Aksine, bu olayların anlatımında her zaman Allah'tan uzaklık dile getirilir: Meryem gebe kaldığında, melek ona bu dünyada geri çekilmiş olduğu coğrafik 'doğu tarafında bir yere' gelir (Meryem 19:16). Müfessirler bunun ya Kudüs'teki tapınağın doğu kısmındaki bir oda ya da ailesinin evi olduğunu varsayarlar.6 Meleğin gelişi şu sözlerle anlatılır: ʻona ruhumuzu gönderdikʼ (Meryem 19:17). Allah, Meryem'e bir melek göndererek aradaki mesafeyi aşar, tıpkı başka insanların da öncesinde 'Allah'a' ve dolayısıyla 'Allah'ın huzuruna' gitmelerine gerek kalmadan onlara geldiği gibi. Yorumcular, meleğin Meryemʼe Allah'ın Ruhuʼnu da getirdiğini varsayarlar7. Allah yine kendisi ile Meryem arasındaki mesafeyi aracı olan melek ile aşar. Doğum için Meryem daha da geri çekilir, yeryüzünde 'uzak' ve 'ıssız' bir yere, bir hurma ağacının altına (Meryem 19:22; Abdullah Ahmet Akgül Meali). Doğum süreci zor geçer ve Meryem kendini hiç de Allah'a yakın hissetmez, çünkü ölmek ister (Meryem 19:23) ve böylece dünyevi sıkıntısından kurtulup Allah'a gitmeyi ummaktadır. Onu bu arzuya iten şey tam da Allah'ın hissedilen yokluğudur. Dikkatini Allah'ın sağladığı güçlendirmeye çeken ve onu çevresindeki insanlarla yüzleşmeye hazırlayan çocuğunun sesiymiş gibi görünmektedir (Meryem 19:24 ve devamı).

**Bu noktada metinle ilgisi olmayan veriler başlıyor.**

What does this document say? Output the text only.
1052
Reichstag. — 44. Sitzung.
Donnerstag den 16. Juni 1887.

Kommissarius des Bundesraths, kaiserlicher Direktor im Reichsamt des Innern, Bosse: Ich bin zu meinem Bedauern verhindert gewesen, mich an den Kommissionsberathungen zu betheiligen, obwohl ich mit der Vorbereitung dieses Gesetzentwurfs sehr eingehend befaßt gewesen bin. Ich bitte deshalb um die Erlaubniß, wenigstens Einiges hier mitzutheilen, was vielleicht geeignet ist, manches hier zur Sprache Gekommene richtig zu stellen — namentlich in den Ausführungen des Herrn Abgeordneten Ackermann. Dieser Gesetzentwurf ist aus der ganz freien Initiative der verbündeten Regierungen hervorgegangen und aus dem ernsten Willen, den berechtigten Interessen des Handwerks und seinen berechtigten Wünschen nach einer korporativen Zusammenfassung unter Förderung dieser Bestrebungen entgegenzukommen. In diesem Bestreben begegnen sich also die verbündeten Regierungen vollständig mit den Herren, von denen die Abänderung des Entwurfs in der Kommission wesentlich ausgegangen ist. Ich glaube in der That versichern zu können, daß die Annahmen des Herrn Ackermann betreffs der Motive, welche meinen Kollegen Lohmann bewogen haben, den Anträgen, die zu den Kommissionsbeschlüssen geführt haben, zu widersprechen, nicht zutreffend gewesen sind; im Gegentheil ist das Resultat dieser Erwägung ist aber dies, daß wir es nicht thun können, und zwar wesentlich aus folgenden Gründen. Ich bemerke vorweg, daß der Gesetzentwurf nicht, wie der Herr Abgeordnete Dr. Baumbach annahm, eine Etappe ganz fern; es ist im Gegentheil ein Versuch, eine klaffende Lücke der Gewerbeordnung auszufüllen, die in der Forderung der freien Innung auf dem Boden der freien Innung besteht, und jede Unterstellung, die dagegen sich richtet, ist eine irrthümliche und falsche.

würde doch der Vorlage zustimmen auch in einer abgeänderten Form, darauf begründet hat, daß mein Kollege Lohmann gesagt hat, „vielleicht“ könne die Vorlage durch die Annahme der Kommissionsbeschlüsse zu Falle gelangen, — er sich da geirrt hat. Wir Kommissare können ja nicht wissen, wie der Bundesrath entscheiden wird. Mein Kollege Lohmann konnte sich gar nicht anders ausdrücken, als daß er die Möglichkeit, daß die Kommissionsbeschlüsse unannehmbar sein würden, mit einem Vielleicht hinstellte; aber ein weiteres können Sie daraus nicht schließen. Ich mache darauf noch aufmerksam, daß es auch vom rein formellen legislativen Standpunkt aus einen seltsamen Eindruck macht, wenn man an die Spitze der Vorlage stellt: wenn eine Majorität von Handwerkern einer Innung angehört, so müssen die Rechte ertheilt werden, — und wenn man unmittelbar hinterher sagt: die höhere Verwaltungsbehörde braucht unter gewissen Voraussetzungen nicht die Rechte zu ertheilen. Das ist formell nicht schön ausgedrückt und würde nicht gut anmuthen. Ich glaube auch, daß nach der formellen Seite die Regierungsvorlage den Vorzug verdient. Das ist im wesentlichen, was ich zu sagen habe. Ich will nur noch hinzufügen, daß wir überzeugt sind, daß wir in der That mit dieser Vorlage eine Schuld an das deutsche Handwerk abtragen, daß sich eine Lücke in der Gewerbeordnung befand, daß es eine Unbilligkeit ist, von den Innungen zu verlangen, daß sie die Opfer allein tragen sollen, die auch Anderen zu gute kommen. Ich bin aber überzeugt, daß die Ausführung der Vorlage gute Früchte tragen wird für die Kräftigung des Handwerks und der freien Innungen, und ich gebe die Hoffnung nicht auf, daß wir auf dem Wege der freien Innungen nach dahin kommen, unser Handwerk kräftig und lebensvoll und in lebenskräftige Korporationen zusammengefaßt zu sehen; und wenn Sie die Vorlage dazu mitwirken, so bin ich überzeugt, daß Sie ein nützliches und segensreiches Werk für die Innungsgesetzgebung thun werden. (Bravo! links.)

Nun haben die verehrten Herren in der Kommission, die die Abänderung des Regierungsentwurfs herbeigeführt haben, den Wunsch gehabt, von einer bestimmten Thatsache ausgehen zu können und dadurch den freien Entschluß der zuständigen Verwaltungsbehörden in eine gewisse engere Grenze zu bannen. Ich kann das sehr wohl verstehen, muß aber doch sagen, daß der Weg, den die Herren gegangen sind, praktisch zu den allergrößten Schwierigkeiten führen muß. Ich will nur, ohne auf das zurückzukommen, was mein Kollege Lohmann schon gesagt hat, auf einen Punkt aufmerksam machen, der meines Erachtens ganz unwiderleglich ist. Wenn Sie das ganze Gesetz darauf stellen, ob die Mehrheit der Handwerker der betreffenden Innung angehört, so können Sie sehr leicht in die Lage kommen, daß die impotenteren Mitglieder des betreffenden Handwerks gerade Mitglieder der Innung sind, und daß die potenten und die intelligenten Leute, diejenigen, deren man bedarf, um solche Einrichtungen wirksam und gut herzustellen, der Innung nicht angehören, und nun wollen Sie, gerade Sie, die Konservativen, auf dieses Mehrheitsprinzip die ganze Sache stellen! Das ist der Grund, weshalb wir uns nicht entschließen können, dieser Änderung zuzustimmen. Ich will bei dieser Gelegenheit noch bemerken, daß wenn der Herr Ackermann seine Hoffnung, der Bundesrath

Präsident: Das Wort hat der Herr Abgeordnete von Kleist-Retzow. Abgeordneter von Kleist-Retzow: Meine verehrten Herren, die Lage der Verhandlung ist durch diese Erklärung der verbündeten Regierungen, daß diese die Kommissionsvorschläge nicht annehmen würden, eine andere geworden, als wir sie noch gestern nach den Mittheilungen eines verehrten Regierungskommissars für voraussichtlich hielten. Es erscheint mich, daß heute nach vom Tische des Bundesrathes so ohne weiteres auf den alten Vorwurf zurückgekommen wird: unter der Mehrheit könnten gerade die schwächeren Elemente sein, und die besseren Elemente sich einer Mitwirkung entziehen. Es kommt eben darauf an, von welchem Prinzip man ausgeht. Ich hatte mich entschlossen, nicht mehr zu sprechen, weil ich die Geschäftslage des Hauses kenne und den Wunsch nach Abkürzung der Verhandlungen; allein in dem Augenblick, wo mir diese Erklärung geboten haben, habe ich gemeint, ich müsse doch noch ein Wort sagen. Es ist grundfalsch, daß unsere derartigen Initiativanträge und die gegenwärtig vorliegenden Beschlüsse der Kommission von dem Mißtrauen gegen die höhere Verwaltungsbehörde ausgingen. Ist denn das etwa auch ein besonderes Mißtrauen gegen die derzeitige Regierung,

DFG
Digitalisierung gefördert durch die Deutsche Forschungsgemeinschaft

İsa'nın bir insan olarak doğuşu olağanüstüdür, ancak bu dünyada gerçekleşir ve ne 'coğrafi mekan' ne de 'algılanan gerçek' anlamında ' Allah'ın huzurunda' gerçekleşir. Enbiya 21:91'e dayanarak, Meryem'in makamı ile ilgili olarak en fazla, özverili itaatinin onu Allah'a ne kadar yaklaştırdığı sorulabilir. Aynı şekilde İsa için de, 'G-Dʼsi temelinde 'Allahʼın huzurunda' durumu en fazla bir sıraya dahil bir mertebedir: doğumundan sonra hem 'dünyada da âhirette de itibarlı ve (Allah’a) yakın' kılınanlardan olacaktır (Al-i İmran 3:45). Ancak bu sıralanmış konumu İsa'nın Al-i İmran 3:59'daki 'Allah'ın katında' durumuyla özdeşleştirmek, 3:55'te açığa çıkan çok daha doğal seçenekle karşılaştırıldığında çok zorlama görünmektedir. İsa'nın 'Allah katındaki' durumunu, dünyadan çağrılmasından ve Allah'a yüceltilmesinden sonraki varlığının tanımıyla özdeşleştirmek çok daha doğaldır.


'Allah katında' nerede?

Sonuç olarak 'Allah katında' nerede? Yukarıdaki incelemelerin de gösterdiği gibi, 'Âdemi' anlamda 'Allah nezdinde' gerçekleşen, İsa'nın doğumu değildir. Çok daha ikna edici olan, bu dünyadan çağrıldıktan ve Allah'a yüceltildikten sonraki konumunun, Adem'in yaratılışındaki 'Allah katındaki' durumuna benzer tanımlandığını varsaymaktır.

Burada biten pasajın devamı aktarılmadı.